The jews wanted to offer them something traditional. So they made cholent.
That meal would not be popular today
as we prefer lighter meals, the italian cuisine especially.
This is only beans, groats and lard with a ham sticking out of it.
They ate it with dissappointment and said "This does not taste too good"
They replied "It is not supposed to taste good, it's a tradition."
That does not satisfy me
so I was searching for more and what I found ...
I will not talk about religion in particular but about the manipulation,
about the packing around it; around meals, festivities, all of it.
Everything is connected and I'm obsessed with searching for the relations
and making sense to it, discovering the logic of it.
I do not condemn a thing because it symbolizes something.
I'm interested in what it symbolizes and why and why they chose
that particular food. How is it thought out and how it works.
If I can like it, because it is practical and good.
If I can ignore the packing and focus on the content.
If that makes any sense.
I discovered that it is very simple.
Whenever a religion grasped a certain amount of people,
the one thing they couldn't do is to take away their food.
Definitely not. The food is far too important.
They had to make up new festivities where people could eat well.

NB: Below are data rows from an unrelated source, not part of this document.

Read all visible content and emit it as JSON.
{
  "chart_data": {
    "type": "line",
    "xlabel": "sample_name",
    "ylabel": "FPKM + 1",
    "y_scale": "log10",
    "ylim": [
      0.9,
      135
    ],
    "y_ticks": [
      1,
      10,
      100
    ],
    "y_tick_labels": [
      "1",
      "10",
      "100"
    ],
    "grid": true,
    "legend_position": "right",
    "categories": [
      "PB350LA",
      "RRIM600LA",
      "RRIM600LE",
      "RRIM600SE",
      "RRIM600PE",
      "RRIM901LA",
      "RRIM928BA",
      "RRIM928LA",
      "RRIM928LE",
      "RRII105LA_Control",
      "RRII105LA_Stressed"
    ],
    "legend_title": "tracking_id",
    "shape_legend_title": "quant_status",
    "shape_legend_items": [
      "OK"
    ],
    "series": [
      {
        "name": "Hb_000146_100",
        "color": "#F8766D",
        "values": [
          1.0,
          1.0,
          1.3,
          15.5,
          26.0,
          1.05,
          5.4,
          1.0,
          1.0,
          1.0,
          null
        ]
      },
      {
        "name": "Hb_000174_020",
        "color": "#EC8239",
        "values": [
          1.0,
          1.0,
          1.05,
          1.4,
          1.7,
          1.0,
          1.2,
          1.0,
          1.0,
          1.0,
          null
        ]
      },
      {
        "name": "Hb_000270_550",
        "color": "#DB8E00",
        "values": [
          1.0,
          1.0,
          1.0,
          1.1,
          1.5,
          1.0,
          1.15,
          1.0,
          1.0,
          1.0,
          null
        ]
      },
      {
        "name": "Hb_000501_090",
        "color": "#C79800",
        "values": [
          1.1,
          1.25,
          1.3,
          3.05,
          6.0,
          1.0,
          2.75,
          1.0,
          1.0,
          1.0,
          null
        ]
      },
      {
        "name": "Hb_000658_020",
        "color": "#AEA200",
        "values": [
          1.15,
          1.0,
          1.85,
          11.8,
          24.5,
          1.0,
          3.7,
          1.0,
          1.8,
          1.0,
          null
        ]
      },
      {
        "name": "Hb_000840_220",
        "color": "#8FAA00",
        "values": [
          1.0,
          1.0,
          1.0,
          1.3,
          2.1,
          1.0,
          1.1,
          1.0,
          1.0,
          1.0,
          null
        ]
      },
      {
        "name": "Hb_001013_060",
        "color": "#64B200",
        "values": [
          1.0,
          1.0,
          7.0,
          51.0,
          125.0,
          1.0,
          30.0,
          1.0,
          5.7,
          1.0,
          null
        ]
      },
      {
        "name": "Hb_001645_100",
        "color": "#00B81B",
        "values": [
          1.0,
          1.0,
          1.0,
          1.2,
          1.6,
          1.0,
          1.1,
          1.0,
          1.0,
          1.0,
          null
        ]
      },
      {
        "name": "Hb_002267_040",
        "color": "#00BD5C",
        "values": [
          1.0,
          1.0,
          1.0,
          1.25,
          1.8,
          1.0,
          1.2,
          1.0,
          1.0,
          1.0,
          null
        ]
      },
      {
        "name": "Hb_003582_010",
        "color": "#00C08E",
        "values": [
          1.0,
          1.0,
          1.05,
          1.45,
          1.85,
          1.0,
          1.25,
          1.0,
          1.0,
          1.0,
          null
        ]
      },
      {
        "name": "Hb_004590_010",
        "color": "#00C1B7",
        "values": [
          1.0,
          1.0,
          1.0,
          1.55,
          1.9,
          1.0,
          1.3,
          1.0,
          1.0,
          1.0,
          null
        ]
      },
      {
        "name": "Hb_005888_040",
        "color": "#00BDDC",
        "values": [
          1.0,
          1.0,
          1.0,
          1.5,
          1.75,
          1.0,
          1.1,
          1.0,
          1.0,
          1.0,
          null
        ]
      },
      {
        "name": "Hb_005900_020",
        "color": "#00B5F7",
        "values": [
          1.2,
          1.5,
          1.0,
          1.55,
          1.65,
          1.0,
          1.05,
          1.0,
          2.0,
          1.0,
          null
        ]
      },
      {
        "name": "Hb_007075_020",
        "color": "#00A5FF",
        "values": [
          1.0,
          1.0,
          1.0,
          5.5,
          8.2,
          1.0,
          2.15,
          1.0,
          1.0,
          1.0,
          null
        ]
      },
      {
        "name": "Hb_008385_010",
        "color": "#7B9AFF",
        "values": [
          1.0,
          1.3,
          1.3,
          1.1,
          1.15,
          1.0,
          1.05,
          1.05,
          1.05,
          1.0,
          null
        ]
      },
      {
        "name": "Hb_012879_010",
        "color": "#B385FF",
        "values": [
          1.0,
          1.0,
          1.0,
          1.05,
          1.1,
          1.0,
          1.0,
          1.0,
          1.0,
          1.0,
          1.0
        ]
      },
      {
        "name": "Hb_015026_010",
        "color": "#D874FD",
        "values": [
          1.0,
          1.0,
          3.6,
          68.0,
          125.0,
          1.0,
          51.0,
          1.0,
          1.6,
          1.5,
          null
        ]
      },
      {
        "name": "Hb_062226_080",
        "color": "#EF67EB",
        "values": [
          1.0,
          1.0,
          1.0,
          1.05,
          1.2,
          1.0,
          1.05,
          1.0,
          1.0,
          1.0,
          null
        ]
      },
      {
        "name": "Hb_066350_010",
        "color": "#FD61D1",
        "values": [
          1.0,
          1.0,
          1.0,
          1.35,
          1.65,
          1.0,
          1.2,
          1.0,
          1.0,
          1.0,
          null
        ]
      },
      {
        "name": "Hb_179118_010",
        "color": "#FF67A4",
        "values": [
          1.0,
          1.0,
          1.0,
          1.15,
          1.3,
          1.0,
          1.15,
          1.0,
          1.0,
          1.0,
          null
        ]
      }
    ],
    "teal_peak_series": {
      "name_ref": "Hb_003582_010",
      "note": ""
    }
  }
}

Then they added a certain symbol and a new tradition was created and went on.
For the system to function well it had to be constructed
with a view to natural cycles. No wonder nobody can declare
"strawberry-carnage" festival in December.
He would not do well as a messiah.
Now we see that when we look at it differently, it makes sense.
We can start asking: why pig-stickings and carnivals were in winter?
You already know the answer, I see I needn't tell you anything.
It is something that is coming back.
There was a time when people ate everything.
(They still do but have less money for it, thank god.)
Then people started to get more sentimental and turned to home cuisine again.
I experienced something like this in Greece
where figs lied about everywhere and nobody ate them.
I was really mad. Why don't they eat it?! Our people would pay fortune to eat those!
And I remembered the awe in Sahara when we unpacked our apples
which lie about everywhere here and nobody cares about them.
I have a few more points about
what a season is and how it relates to food...
and why our ancestors thought things out they way they did...
You probably get it already.
... the sequence of meals, the way we eat ...
Not because the gastronomic rules say so. Forget about them and forget about tradition.
But look for the meaning
whether we should like it because it is good and because it works.
When we understand how it works.
That's all. It is about the homecoming
not about national pride. It grows here, it falls from trees here
so we pick it up and eat it. That is all. That makes sense.
In the same way conservation and food economy was based on
consumption of everything.
They slaughtered a pig, washed intestines and created sausages.
They put them into a pot and poured lard (from the same pig) onto it.
That was tinned meat. Sausages are primitively tinned meat.
Dried sausage lasts incredibly long even in room temperatures.
Nowadays it is a delicacy, it was tinned meat back then.
That was the way to conserve meat for months and months.
The salt, the spices, the garlic it all had this effect.
That is why they did that.
It was not like today, when someone buys a kilo of sausages
and eat them at once.
It had to last. They sliced it to soups e.g.
Meat was not available every day
It is nice to think about those things in this manner.
Why? What is the purpose? Why is it like this?
And learn to like it just because it is the way it is.
It is a trend of today.
That is the last thing I wanted to say: Trend can be full of nonsense
A lot of nonsense can become trendy and people are falling for it.
It is nice not to have the feeling that I do not want it because it is trendy
(it is popular, everybody stuff it, but I don't give a damn)
I think it would be good to use the fact that people are like this
and make a trend of a good thing for a change.
So, why not say:
"Tradition is not bad, let's look at it from a different perspective.
Let's use primitive, simple things to contrieve."